YESOD MOSHE
Yisro
Yesod Moshe - Parshas Yisro

Why would Yisrael have died immediately if they had not accepted the Torah?

(19,17) “And Moshe brought forth the people towards G-d from the camp, and they stood at the bottom of the mountain.”

Rashi brings here the teaching of Chazal from the gemora Shabbos 88a that Hashem held the mountain over Yisrael and said: If you accept the Torah, good; but if not, there will be your burial place. This teaching is understood to mean that Hashem forced Yisrael to accept the Torah, and this is certainly what the continuation of the gemora implies. But this is not the full picture.

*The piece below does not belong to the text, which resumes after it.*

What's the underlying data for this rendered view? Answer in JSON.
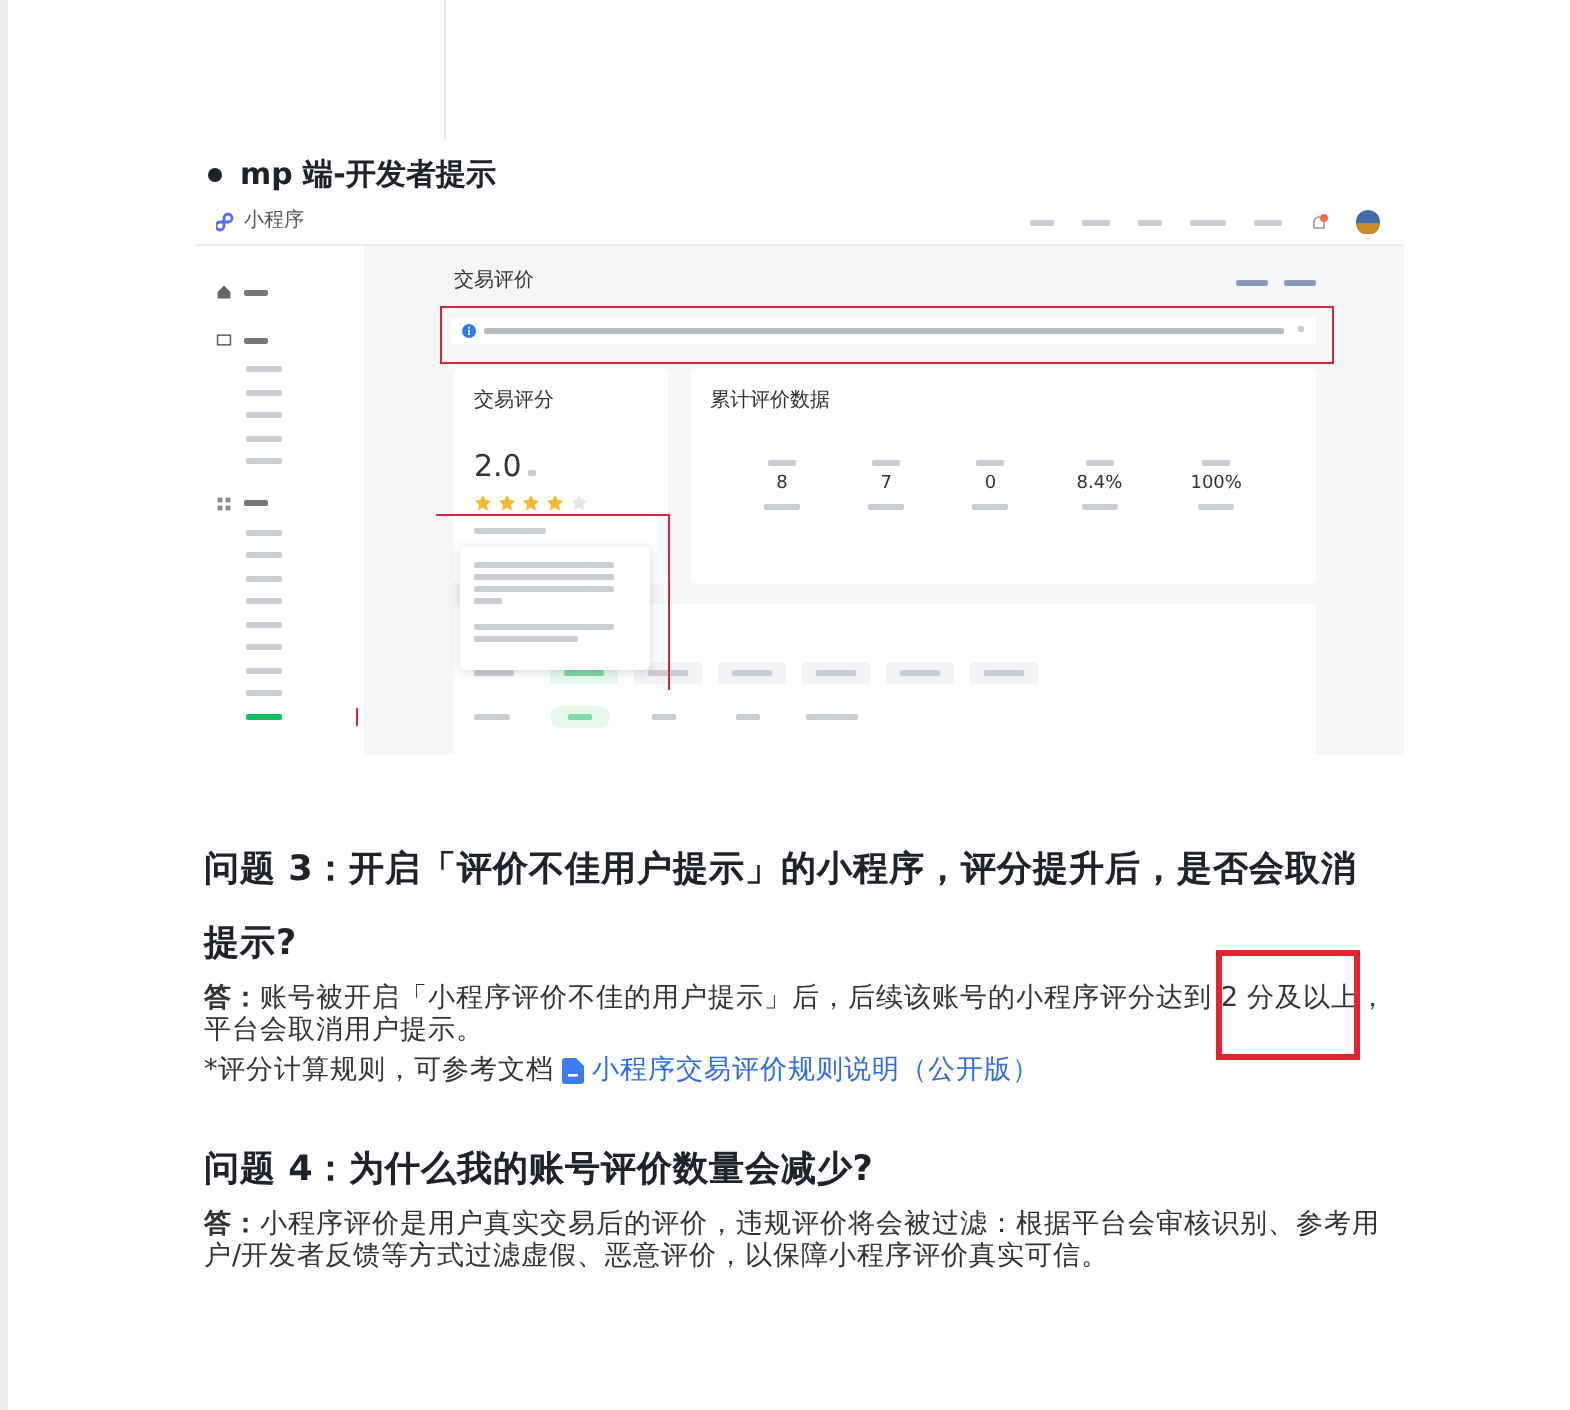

R. Shlomo Kluger explains that the name Elo-him which signifies the attribute of justice is used here because Yisrael were being judged here - either accept the Torah or die! But Rashi in the beginning of the Torah explains that the world was created both with the four letter name of Hashem which signifies mercy and also with the name Elo-him which signifies justice. The Arvei Nachal explains that if the world was created only with the attribute of justice then when a person sins he would immediately die for transgressing the word of Hashem. Therefore, Hashem added the attribute of mercy to protect him from the justice that he deserves so that he may continue living and have the opportunity to repent. So why here did Hashem invoke only the attribute of justice?

The answer can be learned from the words of Reish Lakish in the gemora Shabbos who asks why it says “and it was evening and it was morning, the sixth day” (Bereishis 1:31). He answers that it is to teach us that Hashem stipulated that the creation of the world depended on whether or not Yisrael will in the future accept the Torah, which was given on the sixth day of Sivan. If Yisrael accepts the Torah then the world will continue to exist, but if not the world will return to a state of emptiness and formlessness.

Thus, at the giving of the Torah there was no place for the attribute of mercy to give them time to do the right thing - they had to choose there and then to either accept the Torah or die. (Even though Yisrael were given a choice, since it was barely a choice it is considered as if they were forced to accept the Torah.)